AA plc (LON:AA.) will continue to face operational challenges in its roadside assistance division in the near-to-medium term, according to Credit Suisse.
Shares in the roadside recovery services company fell 6.5% to 188p in afternoon trading as Credit Suisse cut its rating on the stock to ‘underperform’ from ‘neutral’ and lowered its target price to 175p from 235p.
Last week AA fired executive chairman Bob Mackenzie with immediate effect for “gross misconduct”, providing no further details. The Daily Telegraph reported that Mackenzie was dismissed after he lashed out at a male colleague at a hotel bar.
READ: AA shares tank after ousting executive chairman Bob Mackenzie for gross misconduct
His departure was announced alongside a first half trading statement, which revealed business customers in 2017 have continued to "decline marginally" to 9.9 million from 10.1 million a year ago
Paid members, however, rose to 3.4 million from 3.3 million, despite new transparency disclosure and the 2% increase in insurance premium tax implemented in June.
AA said the first half was hurt by of “erratic work load patterns on an inherently fixed cost base”.
AA hit by FCA rules and higher taxes, Credit Suisse notes
Credit Suisse said while growth in paid members remained positive, it noted the decline in business customers and highlighted a rise in insurance premium tax and the Financial Conduct Authority’s new requirements to increase transparency of renewal in general insurance markets.
It believes that a solution to the “inherently unpredictable nature” of call-out demands for roadside service is unlikely in the near-term.

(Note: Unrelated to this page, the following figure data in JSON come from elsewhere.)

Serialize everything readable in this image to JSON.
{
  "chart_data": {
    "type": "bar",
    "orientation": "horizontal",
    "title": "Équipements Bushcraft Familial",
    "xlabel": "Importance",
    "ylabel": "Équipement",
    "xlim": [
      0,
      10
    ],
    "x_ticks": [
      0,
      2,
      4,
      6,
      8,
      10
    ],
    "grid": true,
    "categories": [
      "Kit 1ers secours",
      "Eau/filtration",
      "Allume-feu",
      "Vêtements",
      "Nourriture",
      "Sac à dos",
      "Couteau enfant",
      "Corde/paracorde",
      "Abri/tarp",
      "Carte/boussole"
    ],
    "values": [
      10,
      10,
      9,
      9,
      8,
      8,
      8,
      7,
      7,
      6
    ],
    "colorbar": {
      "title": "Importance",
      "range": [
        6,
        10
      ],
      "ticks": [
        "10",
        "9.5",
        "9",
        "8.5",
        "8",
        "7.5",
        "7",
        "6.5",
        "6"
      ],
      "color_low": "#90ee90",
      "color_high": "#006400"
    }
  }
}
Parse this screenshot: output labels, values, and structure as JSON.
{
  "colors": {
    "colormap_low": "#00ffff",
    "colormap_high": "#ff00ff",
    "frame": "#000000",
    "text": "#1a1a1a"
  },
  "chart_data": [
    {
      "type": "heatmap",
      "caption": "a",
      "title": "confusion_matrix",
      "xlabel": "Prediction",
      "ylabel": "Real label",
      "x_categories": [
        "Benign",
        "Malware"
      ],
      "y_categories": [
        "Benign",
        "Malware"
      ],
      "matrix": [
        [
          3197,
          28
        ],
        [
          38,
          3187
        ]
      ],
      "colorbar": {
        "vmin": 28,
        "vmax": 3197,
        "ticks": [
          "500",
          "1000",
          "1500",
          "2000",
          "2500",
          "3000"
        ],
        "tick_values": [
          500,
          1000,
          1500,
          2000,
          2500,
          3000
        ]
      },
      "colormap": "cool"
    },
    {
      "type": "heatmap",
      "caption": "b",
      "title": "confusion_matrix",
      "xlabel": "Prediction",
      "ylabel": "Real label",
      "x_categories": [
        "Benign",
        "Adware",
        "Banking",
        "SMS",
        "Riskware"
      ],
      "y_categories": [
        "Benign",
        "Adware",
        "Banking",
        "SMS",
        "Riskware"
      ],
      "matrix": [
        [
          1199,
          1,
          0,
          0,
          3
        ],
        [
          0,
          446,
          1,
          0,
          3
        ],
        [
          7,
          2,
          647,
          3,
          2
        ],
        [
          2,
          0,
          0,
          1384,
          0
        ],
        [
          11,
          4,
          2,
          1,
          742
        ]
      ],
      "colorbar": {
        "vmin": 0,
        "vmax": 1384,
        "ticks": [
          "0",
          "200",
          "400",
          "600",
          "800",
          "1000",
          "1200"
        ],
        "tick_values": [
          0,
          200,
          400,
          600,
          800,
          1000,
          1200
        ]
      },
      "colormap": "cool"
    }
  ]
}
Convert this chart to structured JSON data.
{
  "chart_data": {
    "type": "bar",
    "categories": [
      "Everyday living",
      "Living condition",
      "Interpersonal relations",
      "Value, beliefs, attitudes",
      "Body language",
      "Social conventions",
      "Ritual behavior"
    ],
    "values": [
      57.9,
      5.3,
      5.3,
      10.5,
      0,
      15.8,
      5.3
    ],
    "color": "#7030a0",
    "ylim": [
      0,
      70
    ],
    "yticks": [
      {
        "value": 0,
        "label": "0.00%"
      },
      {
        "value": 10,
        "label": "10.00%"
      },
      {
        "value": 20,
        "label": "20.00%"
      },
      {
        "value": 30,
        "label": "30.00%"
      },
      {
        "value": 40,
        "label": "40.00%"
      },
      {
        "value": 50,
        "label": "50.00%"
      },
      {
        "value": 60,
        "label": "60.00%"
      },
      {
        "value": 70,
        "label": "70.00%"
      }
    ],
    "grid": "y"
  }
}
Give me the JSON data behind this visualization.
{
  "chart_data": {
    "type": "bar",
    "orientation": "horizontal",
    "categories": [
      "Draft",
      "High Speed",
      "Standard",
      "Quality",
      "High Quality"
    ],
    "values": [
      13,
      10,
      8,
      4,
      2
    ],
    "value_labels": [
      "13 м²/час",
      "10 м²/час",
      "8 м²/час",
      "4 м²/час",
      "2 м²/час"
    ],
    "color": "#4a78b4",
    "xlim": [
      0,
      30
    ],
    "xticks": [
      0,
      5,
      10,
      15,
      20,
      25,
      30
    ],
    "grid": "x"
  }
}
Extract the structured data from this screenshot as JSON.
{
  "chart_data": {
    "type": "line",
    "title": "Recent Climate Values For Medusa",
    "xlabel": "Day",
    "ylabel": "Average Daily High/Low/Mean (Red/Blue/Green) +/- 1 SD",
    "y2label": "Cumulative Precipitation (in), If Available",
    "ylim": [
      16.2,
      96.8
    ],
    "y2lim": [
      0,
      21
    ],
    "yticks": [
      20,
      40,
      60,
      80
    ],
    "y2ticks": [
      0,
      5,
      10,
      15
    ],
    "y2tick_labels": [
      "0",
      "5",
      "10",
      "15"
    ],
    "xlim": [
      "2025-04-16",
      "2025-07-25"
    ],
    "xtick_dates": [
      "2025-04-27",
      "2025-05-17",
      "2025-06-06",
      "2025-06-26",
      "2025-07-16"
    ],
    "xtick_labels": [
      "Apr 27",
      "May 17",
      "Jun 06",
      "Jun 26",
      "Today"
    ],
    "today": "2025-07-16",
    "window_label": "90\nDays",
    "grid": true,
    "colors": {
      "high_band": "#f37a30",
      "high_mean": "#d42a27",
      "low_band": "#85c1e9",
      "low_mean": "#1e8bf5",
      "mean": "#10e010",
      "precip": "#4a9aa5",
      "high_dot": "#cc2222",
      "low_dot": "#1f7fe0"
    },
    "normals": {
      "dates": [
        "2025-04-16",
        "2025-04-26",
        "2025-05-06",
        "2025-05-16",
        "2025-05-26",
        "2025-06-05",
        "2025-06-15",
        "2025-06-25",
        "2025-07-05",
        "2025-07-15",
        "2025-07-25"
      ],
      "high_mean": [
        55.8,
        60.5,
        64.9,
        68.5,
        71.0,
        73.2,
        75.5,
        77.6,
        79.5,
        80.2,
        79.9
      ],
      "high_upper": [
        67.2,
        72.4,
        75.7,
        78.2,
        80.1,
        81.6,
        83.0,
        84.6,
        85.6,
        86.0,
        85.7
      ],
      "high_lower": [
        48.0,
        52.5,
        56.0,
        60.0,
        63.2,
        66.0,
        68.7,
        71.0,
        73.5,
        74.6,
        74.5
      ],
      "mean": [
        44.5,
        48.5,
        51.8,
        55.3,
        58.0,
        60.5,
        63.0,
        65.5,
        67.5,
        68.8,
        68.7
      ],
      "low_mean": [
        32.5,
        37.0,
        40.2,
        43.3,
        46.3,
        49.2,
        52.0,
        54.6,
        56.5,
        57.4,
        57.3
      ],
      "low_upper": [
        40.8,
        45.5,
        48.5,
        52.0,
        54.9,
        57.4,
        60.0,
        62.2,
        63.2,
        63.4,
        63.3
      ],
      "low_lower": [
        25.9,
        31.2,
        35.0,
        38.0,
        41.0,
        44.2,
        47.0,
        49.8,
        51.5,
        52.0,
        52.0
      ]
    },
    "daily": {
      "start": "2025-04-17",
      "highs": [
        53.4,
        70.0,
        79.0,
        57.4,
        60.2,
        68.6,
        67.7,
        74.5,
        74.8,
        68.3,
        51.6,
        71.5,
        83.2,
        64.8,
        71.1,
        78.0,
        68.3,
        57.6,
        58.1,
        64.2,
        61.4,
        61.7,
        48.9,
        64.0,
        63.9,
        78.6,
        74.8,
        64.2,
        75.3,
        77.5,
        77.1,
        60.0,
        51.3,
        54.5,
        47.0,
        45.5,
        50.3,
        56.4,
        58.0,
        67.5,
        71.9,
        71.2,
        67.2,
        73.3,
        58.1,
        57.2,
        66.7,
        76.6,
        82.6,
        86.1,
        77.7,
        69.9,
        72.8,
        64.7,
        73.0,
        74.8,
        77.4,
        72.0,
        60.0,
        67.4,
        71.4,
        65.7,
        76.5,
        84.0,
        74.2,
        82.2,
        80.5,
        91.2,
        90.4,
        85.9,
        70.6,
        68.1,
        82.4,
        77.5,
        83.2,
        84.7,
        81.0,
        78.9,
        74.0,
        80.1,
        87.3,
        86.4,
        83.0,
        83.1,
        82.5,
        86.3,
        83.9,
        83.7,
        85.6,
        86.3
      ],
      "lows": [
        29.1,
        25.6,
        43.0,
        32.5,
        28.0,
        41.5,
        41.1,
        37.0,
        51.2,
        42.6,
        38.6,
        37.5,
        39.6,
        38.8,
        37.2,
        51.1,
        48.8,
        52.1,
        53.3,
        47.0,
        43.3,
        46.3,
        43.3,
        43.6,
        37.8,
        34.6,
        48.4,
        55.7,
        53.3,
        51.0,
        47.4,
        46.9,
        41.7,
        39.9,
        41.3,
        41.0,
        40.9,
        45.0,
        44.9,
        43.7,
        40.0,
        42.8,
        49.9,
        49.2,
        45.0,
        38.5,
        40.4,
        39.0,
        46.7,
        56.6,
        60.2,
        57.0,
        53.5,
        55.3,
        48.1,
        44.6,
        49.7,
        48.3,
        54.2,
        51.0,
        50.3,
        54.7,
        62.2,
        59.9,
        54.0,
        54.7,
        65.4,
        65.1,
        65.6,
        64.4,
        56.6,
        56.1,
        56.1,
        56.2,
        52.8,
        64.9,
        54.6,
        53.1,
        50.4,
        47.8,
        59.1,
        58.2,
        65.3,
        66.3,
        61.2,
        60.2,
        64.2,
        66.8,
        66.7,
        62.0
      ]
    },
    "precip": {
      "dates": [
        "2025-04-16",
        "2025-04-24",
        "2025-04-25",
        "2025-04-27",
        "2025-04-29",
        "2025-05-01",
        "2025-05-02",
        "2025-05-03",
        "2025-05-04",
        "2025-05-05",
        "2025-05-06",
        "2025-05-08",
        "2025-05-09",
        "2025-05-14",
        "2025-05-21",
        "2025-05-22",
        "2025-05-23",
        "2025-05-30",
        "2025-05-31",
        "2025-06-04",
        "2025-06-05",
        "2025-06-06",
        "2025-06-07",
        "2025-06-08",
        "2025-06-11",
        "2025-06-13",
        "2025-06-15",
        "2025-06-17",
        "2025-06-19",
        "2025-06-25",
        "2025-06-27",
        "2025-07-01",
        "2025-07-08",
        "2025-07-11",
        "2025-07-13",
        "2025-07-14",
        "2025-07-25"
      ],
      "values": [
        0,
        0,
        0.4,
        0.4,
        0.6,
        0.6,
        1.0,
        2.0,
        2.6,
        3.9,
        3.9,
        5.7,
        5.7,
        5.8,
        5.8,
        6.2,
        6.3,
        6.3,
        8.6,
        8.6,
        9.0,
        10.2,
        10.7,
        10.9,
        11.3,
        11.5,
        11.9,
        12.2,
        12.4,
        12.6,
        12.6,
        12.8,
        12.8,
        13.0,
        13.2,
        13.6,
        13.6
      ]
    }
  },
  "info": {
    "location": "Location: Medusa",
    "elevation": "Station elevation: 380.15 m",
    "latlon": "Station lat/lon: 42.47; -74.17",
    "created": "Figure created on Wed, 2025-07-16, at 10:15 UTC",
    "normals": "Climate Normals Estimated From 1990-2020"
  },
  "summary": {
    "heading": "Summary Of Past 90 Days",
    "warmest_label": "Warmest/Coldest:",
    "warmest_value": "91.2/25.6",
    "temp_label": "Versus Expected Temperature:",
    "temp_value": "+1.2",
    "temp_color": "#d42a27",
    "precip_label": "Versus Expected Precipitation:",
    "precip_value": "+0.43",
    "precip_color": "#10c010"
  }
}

“Consumer discretionary spending in the UK also continues its decline, presenting further headwinds to membership growth, in our view.”
New chief executive seen as positive in the long term
However, in the longer-term it sees improved governance following the change of the chief executive.
Former Uber Europe boss and Expedia founder Simon Breakwell, a non-executive director, has been appointed as acting chief executive. Fellow non-executive director John Leach has been appointed as chairman.
“We remain cautious in the nearer-term of the potential for a new leader to undertake their own strategic review and spend further on the delayed customer relationship management transformation project,” Credit Suisse said.
The bank cut its earnings per share estimates for fiscal years 2018 to 2020 by 7% to 10%.